È stato impossibile parlare di amore sublime senza evocare la
libertà. Proprio qui sta una delle ragioni che spiegano l’importanza
che l’amore assume per i surrealisti. Due secoli fa Eliphas Levi
notava: “L’uomo è colui che deve amare per vivere e che non
può amare senza essere libero” (Levi 1855-56, p. 36). Ciò
spinge Péret a dichiarare che l’amore sublime è, in primo luogo,
“una rivolta dell’individuo contro la religione e la società,
che si spalleggiano a vicenda” (Péret 1956, p. 21). Ogni lotta
per la realizzazione dell’amore è così al tempo stesso la lotta
per una società libertaria. “L’amore sublime, centro vivente
delle rivendicazioni dei poeti romantici, riassume tutte le altre
rivendicazioni, comprese quelle sociali” (ibid., p. 62).

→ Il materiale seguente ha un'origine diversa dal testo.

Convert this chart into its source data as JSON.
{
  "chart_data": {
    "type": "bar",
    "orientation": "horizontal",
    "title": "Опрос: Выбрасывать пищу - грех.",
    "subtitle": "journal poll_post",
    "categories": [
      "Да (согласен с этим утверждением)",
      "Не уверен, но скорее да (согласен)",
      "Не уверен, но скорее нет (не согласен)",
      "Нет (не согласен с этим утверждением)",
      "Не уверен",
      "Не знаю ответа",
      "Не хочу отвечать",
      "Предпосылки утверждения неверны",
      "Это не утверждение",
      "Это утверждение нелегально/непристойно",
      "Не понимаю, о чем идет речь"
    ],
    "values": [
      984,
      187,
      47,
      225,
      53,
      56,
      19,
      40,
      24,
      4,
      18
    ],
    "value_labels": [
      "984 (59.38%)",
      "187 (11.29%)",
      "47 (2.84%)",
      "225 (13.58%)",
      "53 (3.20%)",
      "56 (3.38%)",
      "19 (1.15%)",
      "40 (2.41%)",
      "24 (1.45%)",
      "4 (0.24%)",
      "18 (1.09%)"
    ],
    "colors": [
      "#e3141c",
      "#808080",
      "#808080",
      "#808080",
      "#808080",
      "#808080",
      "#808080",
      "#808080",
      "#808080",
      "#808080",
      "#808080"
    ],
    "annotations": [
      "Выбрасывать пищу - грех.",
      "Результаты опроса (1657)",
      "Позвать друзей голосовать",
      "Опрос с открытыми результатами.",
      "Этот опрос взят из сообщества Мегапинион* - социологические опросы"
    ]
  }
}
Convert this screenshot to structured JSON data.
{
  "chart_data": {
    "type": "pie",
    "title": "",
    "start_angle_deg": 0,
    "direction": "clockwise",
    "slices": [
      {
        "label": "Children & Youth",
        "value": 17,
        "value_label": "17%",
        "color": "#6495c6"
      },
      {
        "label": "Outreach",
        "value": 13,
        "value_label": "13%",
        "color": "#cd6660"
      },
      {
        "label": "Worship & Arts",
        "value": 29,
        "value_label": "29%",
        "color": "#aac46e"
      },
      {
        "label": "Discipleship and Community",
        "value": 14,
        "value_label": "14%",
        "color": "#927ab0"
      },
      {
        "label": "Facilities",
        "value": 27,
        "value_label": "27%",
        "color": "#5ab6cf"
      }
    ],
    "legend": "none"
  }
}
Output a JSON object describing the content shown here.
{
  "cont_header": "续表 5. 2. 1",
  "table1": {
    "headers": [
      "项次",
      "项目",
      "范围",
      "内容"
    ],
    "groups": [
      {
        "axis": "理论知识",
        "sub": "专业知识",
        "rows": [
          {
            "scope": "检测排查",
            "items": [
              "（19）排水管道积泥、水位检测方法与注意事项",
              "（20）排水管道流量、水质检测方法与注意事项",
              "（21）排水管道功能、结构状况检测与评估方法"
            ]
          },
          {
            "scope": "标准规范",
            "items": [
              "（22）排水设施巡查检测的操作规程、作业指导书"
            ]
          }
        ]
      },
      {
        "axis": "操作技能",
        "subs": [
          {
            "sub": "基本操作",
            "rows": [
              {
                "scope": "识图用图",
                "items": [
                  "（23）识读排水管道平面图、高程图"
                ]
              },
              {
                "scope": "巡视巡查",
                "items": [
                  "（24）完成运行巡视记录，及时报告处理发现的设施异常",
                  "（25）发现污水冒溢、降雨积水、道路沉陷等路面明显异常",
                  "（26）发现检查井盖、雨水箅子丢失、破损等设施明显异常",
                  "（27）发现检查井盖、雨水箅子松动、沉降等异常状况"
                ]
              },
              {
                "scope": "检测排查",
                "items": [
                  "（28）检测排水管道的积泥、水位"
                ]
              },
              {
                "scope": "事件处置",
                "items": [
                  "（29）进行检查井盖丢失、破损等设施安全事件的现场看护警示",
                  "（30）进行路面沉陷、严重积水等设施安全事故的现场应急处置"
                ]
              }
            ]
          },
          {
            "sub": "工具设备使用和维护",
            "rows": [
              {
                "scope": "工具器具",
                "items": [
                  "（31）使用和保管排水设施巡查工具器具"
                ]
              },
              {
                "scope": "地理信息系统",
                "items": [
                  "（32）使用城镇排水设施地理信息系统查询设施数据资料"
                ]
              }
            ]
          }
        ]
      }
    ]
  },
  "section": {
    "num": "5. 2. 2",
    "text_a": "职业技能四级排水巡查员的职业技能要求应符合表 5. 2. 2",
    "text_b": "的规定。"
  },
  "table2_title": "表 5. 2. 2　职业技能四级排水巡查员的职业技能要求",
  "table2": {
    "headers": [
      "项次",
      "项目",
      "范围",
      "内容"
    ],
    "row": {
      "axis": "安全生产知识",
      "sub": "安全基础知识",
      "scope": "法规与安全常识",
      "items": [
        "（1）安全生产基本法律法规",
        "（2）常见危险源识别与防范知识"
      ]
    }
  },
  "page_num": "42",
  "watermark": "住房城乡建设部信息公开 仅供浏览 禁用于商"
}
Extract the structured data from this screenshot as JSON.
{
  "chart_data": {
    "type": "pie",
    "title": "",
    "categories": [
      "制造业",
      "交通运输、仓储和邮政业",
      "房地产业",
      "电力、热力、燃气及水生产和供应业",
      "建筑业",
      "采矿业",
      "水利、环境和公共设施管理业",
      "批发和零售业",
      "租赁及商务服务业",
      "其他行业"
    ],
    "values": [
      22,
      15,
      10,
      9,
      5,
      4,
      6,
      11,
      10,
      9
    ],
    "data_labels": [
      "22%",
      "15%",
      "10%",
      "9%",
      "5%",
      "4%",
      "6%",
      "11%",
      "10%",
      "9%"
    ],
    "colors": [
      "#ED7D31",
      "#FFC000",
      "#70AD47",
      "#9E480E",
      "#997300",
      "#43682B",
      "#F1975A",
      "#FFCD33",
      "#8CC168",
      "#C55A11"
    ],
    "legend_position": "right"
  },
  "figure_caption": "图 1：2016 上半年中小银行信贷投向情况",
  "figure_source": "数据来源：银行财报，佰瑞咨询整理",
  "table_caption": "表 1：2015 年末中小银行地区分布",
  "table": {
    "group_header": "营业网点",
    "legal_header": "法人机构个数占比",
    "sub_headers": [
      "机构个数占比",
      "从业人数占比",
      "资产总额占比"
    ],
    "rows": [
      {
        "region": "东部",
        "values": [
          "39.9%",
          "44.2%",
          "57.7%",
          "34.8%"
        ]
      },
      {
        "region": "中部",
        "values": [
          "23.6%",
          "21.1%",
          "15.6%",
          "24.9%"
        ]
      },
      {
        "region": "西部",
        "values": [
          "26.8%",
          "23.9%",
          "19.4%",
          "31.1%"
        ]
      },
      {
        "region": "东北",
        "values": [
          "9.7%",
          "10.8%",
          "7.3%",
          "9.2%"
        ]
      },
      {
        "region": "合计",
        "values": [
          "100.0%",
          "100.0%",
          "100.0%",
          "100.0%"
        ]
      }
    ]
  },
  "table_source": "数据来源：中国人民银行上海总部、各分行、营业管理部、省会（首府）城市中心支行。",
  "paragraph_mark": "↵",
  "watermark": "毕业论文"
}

Allo stesso modo Fourier aveva puntualizzato il rapporto speculare
fra amore e libertà e osservava, muovendo dal generale al
particolare, che il progresso sociale è in funzione dell’emancipazione
della donna. “I progressi sociali e i cambiamenti d’epoca si
operano secondo i progressi delle donne verso la libertà; e le
decadenze di ordine sociale si operano in ragione della diminuzione
della libertà delle donne [...]. L’estensione dei privilegi delle
donne è il principio generale di ogni progresso sociale” (Fourier
1808, p. 147). Anche per Fourier la felicità, in una
società che può essere solo libertaria, si fonda, in ultima
istanza, sul ruolo che si destinerà all’amore: comprenderne la
natura significa essere già sulla strada che conduce alla
realizzazione dell’armonia individuale e sociale: “Un errore
commesso nella teoria d’amore basta da solo a rovesciare tutta l’impalcatura
della politica e della morale civilizzata” (Fourier 1822, IV, p.
61).
Per realizzare quanto sia attuale il Surrealismo basti ricordare che
la sua visione ecologica del Tutto non ha altro scopo che di sanare
il duplice iato tra le polarità donna-uomo, e individuo-cosmo;
così facendo esso frantuma la rigida struttura del razionalismo
pragmatico sostituendo, alla camicia di forza imposta ai nostri
sogni, una visione mitico-poetica in cui l’amore è la dimensione
emotiva dell’istinto sessuale così come l’erotismo ne è la
dimensione estetica.
3. Campanello d’allarme
Si chieda, non solo all’uomo della strada, il nome di un
surrealista e nove volte su dieci salterà fuori quello di Dalí: la
personalità cioè che più ha contribuito ad accreditare una
visione fittizia d’un movimento vasto e complesso rispetto al
quale l’artista spagnolo fu una presenza effimera e marginale.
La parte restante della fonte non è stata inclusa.